How severe does this issue affect your experience of using Ray?
- None: Just asking a question out of curiosity
I’m curious… I’m currently diagramming/brainstorming how I would setup a multi-agent training process in which agents would be directed to switch policies mid-episode. I am wondering how feasible this is and how folks might recommend going about it. Here are some more details:
- This will be “hierarchical” in nature - there will be a “Boss” that has 4 different objects to direct. Each object can be assigned to perform 1 of 3 different tasks at any given time.
- I imagine there would be a unique policy for each of the 3 tasks, meaning that Object 1 might start out being tasked with “Task X” and then be directed to switch to “Task Y” mid-episode. Which means I’d need to be able to switch policy training from Policy X to Policy Y.
- Not all the objects have to be working on the same task at the same time, but they can be.

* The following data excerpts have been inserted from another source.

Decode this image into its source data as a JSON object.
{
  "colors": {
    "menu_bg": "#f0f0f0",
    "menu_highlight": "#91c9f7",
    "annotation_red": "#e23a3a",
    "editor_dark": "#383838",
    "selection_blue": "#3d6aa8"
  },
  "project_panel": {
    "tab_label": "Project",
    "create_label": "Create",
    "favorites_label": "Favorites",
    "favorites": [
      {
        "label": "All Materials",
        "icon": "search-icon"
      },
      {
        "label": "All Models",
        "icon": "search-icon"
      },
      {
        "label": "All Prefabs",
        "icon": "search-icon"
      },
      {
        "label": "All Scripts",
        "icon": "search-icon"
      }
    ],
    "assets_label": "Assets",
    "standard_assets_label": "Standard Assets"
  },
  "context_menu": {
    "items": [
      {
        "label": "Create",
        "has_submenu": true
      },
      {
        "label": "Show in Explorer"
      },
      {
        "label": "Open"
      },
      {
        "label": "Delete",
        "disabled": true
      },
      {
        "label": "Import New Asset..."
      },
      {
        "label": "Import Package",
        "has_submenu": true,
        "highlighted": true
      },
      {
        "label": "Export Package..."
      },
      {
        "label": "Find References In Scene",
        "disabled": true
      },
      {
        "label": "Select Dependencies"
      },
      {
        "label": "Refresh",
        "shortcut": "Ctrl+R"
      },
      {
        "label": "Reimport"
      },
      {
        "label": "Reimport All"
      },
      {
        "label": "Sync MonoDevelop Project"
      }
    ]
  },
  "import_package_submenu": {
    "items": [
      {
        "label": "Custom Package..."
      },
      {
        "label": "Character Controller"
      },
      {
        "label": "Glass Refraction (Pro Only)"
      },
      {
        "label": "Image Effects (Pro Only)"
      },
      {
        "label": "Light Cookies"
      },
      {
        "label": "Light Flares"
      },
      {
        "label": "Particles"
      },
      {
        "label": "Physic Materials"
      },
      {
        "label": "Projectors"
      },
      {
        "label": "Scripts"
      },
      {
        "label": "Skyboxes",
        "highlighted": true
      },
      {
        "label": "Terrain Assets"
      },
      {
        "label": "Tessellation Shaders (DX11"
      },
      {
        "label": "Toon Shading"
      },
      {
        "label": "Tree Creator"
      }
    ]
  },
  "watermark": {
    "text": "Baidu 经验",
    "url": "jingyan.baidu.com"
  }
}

- Not sure it’s relevant or not, but I’ve used PPO for training the tasks individually with success. At this point, the challenge is simultaneously training a leader to determine resource allocation and the individual policies that the objects act with.
- I have considered a single policy with different reward functions based on the assigned task, but that feels messy at best.
I have seen a few examples of setting up this sort of hierarchical learning but I’ve not seen anyone create the policy switching mid-episode. Here’s a link with such an example: https://github.com/DeUmbraTX/practical_rllib_tutorial/blob/main/your_rllib_environment.py Note that the high-level decision only gets made once at the start of the episode and not continuously throughout the episode.
Can anyone share their thoughts on this?